IBM has used this strategy to grab server market share, a whopping 12 points of share since 2004. The reason Oracle bought Sun was to acquire some of this vertical integration.
But wait, there's more. Wikipedia notes that the Power7 emerged from technology originally created under contract to the military starting in 2006.
So this is not just a chip. It's a system, and it's not just a system, but one whose research was subsidized in part by the government. The chip was produced in Rochester, NY, Austin, Texas, and a research center in Germany IBM has run since the 1950s.
It's by having multiple revenue streams, including those from selling complete computer systems rather than just chips, that IBM has become dangerous to Intel. Its path to future progress is clearer.
IBM is going "up the stack," grabbing full value from the market for what it makes. Intel, by contrast, mainly sells chips. So when IBM sells a Power7 chip in a system, Intel has to sell hundreds of chips to make the same revenue. And it's revenue that Moore's Second Law consumes.
I have written about Moore's Law throughout my career, but Moore's Second is also vital to any understanding of 21st century change. Complexity comes at a cost, and as complexity increases exponentially, doubling every year or two, so costs increase.
All this squeezes competition over time.
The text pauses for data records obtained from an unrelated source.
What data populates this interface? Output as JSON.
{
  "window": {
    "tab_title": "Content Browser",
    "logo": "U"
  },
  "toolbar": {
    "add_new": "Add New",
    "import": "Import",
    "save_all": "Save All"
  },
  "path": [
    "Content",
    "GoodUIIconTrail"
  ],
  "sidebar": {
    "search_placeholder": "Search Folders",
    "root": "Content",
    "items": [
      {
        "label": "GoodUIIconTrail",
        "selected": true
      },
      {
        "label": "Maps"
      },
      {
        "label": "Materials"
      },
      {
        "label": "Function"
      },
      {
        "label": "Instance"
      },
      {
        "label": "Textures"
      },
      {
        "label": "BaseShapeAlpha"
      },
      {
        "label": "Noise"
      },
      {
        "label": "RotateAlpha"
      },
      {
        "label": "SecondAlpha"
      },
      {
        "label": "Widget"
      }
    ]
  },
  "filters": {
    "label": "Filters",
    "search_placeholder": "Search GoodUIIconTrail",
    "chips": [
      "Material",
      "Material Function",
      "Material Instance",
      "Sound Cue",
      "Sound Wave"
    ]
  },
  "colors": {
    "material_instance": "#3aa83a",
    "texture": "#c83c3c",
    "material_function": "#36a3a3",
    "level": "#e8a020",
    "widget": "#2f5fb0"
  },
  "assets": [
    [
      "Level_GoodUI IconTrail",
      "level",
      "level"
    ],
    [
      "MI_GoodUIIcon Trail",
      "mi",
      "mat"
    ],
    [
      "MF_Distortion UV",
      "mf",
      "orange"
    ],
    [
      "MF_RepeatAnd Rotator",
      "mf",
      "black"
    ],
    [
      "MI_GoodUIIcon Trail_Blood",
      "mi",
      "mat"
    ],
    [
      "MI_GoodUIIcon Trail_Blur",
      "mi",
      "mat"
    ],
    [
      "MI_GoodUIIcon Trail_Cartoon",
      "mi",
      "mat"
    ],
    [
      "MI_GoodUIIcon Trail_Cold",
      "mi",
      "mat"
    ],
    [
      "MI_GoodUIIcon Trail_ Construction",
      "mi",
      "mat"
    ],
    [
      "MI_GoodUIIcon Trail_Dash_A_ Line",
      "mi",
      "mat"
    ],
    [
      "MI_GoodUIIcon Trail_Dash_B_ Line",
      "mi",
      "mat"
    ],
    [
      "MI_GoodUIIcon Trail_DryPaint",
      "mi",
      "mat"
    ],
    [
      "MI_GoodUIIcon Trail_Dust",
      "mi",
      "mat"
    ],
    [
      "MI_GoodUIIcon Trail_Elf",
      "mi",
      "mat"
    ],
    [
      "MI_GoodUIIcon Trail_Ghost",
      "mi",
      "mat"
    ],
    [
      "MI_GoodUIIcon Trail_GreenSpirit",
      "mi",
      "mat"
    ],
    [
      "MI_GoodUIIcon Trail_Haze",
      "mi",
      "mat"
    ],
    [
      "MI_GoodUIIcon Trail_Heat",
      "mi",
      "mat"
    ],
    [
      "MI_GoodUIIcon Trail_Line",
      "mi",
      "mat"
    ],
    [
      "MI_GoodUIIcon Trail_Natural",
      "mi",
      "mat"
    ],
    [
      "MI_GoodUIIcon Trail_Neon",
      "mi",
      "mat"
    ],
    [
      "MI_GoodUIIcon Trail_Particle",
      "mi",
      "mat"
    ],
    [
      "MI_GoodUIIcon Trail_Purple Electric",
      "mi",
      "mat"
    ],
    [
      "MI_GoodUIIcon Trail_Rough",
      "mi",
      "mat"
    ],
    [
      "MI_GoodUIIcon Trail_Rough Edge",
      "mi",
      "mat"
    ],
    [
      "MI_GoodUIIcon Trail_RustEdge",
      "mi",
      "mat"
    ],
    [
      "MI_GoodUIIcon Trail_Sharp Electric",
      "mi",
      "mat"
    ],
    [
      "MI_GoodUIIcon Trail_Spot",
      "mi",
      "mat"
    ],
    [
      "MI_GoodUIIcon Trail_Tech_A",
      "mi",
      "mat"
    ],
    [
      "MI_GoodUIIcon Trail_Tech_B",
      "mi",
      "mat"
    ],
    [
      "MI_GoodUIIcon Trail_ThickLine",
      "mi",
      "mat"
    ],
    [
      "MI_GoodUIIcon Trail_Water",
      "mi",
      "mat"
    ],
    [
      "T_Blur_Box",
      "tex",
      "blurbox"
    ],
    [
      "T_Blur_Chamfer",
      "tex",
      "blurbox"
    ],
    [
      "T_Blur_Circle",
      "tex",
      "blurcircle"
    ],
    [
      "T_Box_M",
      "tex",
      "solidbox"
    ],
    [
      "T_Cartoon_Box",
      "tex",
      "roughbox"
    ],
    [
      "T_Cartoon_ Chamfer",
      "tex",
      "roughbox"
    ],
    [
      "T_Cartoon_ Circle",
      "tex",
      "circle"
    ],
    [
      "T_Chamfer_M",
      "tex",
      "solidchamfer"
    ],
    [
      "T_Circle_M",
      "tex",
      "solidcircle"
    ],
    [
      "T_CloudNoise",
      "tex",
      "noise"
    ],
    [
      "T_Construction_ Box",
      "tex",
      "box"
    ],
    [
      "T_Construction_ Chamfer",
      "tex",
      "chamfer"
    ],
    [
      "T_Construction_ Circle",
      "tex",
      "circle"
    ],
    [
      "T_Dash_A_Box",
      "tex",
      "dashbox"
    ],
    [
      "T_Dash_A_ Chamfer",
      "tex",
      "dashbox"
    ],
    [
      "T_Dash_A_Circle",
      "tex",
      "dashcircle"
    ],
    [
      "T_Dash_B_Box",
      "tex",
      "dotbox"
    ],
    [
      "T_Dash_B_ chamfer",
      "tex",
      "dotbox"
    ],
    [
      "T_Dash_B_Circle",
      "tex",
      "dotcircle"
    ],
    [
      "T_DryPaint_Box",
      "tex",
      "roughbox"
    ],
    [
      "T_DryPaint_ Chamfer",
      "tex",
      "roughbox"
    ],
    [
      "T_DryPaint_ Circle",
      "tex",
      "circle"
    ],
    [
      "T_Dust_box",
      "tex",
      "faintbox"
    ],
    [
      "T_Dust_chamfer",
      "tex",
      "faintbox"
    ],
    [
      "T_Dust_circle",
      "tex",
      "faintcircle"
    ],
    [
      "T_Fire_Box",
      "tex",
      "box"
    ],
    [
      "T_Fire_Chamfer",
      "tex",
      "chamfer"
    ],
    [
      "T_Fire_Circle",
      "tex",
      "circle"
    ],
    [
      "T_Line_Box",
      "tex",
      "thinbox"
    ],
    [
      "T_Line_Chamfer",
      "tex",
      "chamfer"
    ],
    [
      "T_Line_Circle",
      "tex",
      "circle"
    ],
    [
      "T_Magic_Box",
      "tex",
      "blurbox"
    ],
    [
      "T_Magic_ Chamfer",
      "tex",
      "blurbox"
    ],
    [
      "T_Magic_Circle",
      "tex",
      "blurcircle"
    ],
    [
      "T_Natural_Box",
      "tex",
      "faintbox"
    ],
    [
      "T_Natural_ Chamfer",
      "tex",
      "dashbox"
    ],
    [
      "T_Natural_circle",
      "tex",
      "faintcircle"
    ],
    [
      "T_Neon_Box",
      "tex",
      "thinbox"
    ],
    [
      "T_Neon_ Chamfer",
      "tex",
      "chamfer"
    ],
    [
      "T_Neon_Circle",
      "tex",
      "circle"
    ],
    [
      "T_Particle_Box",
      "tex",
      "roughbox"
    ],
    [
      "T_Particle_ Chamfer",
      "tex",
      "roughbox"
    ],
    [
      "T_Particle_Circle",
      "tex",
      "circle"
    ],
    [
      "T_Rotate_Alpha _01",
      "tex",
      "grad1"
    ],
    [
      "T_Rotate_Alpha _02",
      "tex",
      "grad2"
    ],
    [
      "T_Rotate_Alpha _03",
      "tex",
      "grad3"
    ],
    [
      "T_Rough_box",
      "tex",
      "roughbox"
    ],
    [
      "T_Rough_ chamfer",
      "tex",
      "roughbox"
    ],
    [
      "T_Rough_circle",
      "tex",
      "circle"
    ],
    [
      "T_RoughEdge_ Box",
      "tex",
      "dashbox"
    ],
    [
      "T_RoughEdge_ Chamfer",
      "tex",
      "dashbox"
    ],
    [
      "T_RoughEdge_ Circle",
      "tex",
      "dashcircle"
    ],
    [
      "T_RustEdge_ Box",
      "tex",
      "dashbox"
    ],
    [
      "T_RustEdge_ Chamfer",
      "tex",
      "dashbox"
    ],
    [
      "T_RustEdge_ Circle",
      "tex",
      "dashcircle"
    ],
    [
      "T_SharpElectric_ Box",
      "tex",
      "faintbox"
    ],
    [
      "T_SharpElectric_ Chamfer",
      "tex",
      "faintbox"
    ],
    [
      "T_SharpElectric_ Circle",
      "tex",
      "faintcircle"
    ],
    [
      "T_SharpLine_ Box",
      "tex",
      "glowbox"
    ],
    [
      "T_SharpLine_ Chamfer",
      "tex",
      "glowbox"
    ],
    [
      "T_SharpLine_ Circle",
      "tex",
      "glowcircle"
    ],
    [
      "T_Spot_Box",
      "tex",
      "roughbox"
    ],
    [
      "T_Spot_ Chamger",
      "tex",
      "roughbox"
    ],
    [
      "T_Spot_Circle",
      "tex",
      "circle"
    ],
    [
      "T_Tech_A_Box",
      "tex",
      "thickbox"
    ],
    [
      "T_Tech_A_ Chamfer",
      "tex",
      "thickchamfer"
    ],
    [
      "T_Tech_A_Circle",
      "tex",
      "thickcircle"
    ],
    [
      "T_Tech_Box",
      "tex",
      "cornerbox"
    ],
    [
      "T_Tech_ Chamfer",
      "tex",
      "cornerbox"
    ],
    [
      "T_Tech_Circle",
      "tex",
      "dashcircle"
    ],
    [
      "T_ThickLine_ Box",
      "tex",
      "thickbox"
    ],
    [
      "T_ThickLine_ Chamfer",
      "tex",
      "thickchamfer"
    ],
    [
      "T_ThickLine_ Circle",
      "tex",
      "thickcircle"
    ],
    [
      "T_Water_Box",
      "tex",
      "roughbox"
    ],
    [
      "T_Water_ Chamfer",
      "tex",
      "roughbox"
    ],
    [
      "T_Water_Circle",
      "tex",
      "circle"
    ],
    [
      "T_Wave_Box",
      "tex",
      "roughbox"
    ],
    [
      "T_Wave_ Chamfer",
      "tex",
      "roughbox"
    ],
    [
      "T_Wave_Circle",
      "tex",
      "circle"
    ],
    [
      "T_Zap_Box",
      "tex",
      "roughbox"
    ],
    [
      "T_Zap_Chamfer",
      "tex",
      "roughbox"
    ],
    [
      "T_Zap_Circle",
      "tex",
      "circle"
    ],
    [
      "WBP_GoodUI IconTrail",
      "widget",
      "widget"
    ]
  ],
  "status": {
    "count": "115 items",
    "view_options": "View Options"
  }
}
It also forces companies to seek new sources of revenue, running up the value chain in order to pay for the next generation of innovation.
Moore's Law set a locomotive on the tracks. It started moving slowly, because when 2 becomes 4 it's not a big deal. Gradually the speed increases, and now 2 trillion is becoming 4 trillion. Cash is coal in this analogy, and IBM just has more sources of it right now than anyone else.